Now partial derivate with respect to x.

⇒ $\frac{\partial }{\partial x}\left(\frac{{\partial }^{2}u}{\partial y\partial z}\right)=\frac{\partial }{\partial x}\left[\left(x^{2}yz+x\right)e^{xyz}\right]$

⇒ $\frac{{\partial }^{3}y}{\partial x\partial y\partial z}=\left(x^{2}yz+x\right)\frac{\partial }{\partial x}\left(e^{xyz}\right)+e^{xyz}\frac{\partial }{\partial x}\left(x^{2}yz+x\right)$

⇒ $\frac{{\partial }^{3}y}{\partial x\partial y\partial z}=\left(x^{2}zy+x\right)\left(yz{e}^{xyz}\right)+e^{xyz}(2xyz+1)$

⇒ $\frac{{\partial }^{3}y}{\partial x\partial y\partial z}=\left(x^2{y}^2{z}^2+xyz\right)e^{xyz}+e^{xyz}(2xyz+1)$

⇒ $\frac{{\partial }^{3}y}{\partial x\partial y\partial z}=\left(x^2{y}^2{z}^2+xyz+2xyz+1\right)e^{xyz}$

⇒ $\frac{{\partial }^{3}y}{\partial x\partial y\partial z}=\left(1+3xyz+x^2{y}^2{z}^2\right)e^{xyz}$

10.0Practice Questions on Partial Derivatives

1. Find $\frac{\partial f}{\partial x}\text{ and }\frac{\partial f}{\partial y}$ of function f(x, y) = 5x²y + 3xy² 
2. Find $\frac{{\partial }^{2}f}{\partial x^2},\frac{{\partial }^{2}f}{\partial y^2},\frac{{\partial }^{2}f}{\partial x\partial y}$ of function f(x, y) = x²y² + x²y² + e^xy 
3. Given the equation x²+ y² +z² = 1, Find $\frac{\partial z}{\partial x}\text{ and }\frac{\partial z}{\partial y}$
4. Given the function f(x, y) = x²y² + sin (xy) compute $\frac{{\partial }^2\mathrm{f}}{\partial \mathrm{x}\partial \mathrm{y}}\text{ and }\frac{{\partial }^2\mathrm{f}}{\partial \mathrm{y}\partial \mathrm{x}}$
5. If z (x + y) = x² + y². Show that ${\left(\frac{\partial \mathrm{z}}{\partial \mathrm{x}}-\frac{\partial \mathrm{z}}{\partial \mathrm{y}}\right)}^2=4\left(1-\frac{\partial \mathrm{z}}{\partial \mathrm{x}}-\frac{\partial \mathrm{z}}{\partial \mathrm{y}}\right)$.

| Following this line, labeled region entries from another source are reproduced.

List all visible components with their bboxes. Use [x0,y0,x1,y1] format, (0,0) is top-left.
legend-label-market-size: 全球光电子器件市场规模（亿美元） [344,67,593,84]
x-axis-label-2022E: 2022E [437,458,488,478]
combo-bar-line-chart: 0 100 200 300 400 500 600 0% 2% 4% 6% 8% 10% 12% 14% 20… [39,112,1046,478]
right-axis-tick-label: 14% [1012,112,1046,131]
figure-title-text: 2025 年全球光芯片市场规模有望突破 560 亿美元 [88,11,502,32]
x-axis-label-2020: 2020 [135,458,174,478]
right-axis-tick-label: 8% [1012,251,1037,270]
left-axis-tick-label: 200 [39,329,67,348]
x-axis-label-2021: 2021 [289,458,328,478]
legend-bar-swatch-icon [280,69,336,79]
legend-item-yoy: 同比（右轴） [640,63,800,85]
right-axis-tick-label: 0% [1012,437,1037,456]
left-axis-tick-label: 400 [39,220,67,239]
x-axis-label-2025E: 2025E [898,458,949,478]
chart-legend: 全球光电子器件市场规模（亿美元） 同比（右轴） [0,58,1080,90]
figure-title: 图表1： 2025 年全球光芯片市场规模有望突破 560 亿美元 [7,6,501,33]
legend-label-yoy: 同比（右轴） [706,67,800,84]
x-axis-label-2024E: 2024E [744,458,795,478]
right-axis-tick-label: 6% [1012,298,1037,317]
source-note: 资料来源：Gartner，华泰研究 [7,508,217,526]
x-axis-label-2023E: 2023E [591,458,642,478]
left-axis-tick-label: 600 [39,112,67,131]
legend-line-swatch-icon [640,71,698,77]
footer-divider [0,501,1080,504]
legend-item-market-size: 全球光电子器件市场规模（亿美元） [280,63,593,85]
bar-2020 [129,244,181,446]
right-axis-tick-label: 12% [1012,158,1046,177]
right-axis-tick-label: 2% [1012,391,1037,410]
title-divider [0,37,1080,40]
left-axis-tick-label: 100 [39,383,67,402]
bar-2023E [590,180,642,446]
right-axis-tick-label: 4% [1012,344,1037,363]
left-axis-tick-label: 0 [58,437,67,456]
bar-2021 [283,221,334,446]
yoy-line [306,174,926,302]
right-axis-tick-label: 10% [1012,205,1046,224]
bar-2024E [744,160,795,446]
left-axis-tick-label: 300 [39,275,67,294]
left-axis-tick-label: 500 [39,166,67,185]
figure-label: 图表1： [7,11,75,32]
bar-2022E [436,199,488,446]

11.0Sample Questions on Partial Derivatives

Q. What are higher-order partial derivatives?

Ans: Higher-order partial derivatives refer to the derivatives of partial derivatives. For example, if f(x, y) is a function, the first-order partial derivatives are $\frac{\partial f}{\partial x}and\frac{\partial f}{\partial y}$ . The second-order partial derivatives include $\frac{{\partial }^{2}f}{\partial x^2},\frac{{\partial }^{2}f}{\partial y^2}$ , and mixed derivatives like $\frac{{\partial }^{2}f}{\partial x\partial y}$.

Q. What are mixed partial derivatives?

Ans: Mixed partial derivatives are second or higher-order derivatives where differentiation is performed with respect to different variables. For instance, for a function f(x, y), $\frac{{\partial }^{2}f}{\partial x\partial y}$ is a mixed partial derivative. If f(x, y) is sufficiently smooth, then $\frac{{\partial }^{2}f}{\partial x\partial y}=\frac{{\partial }^{2}f}{\partial y\partial x}$.